"All of these programs provide some benefit, but if you have to make cost savings, where are areas that have the least negative impact?" Zais told House budget writers Wednesday about his initial findings.
Zais suggested legislators cut 25 programs tallying $107 million, and spend an additional $36 million elsewhere for a savings of $71 million. The presentation to the House Ways and Means subcommittee that writes the budget for public schools came on his fourth full day in office.
The state faces an $829 million gap for the fiscal year starting July 1, and education and health care risk deep cuts, because that's where the bulk of state money goes.
Zais wants to double the number of teachers in the state's online learning program, which allows students -- particularly in small, rural districts -- to take summer school classes and advanced courses otherwise unavailable. The 10 new teachers would cost less than $688,000.
The bulk of his request for more money funds items outside his control.
It includes $14 million to cover rising fuel and bus maintenance costs, $12 million to bring bus driver salaries to the federal minimum wage, and $10 million for the National Board Certification program.

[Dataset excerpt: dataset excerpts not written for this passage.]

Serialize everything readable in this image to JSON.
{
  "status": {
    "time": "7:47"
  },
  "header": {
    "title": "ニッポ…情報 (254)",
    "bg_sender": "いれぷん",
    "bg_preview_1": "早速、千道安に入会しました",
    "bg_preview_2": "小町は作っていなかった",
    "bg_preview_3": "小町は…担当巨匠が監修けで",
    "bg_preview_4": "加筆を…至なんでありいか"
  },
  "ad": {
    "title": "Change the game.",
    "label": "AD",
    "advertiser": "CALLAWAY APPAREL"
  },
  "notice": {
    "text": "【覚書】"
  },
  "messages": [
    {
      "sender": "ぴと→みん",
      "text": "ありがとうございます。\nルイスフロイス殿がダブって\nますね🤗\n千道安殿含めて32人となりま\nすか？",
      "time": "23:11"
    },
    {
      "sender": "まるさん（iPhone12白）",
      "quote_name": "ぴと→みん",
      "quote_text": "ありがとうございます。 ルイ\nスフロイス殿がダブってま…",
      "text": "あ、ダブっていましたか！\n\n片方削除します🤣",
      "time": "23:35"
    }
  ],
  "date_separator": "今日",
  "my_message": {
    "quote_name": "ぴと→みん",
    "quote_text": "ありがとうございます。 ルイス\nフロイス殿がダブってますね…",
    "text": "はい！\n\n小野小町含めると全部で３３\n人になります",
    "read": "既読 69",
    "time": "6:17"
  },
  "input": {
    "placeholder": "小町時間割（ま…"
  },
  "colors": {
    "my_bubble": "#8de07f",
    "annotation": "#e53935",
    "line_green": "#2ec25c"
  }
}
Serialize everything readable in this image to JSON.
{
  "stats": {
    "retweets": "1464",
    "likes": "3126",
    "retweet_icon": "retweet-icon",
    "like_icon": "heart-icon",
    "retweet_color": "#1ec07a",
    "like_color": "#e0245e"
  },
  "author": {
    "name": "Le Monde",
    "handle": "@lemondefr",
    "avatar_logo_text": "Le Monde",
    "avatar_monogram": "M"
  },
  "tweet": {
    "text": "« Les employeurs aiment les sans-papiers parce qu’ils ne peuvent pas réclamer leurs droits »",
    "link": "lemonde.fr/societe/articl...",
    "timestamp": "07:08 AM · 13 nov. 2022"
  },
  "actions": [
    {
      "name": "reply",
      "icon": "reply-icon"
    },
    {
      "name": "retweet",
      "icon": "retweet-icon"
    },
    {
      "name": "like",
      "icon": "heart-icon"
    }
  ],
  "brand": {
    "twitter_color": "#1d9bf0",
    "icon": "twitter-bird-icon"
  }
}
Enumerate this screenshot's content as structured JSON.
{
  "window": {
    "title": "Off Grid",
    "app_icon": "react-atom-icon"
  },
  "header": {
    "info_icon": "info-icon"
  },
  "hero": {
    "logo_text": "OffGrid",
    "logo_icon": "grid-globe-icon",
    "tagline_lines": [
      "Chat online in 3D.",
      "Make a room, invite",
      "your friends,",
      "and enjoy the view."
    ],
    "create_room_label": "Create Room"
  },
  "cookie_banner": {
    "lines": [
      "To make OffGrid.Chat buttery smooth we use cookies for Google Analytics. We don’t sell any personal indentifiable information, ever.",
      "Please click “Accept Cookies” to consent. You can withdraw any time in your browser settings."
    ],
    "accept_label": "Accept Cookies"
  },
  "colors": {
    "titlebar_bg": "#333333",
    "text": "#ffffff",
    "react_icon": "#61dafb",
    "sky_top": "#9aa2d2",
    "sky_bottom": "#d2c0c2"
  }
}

South Carolina ranks third nationwide in nationally certified teachers, with a total of 7,784 earning an annual stipend of $7,500 per state law. Last year, the House voted to scrap the incentive pay altogether for teachers who applied after July 1. But a compromise with the Senate instead lowered the stipend for those teachers to $5,000 annually for 10 years.
House Majority Leader Kenny Bingham said the House might try again this year.
Zais made clear his request stemmed only from state law, and that he plans to study whether the program is worth the expense. He hopes to move toward performance-based pay over time.
His recommended cuts translate to roughly 100 fewer jobs, with more than 30 coming from a 15 percent reduction to the state agency, and 14 by cutting a principal training program.
He suggested that the state again suspend buying new textbooks, saving $34 million.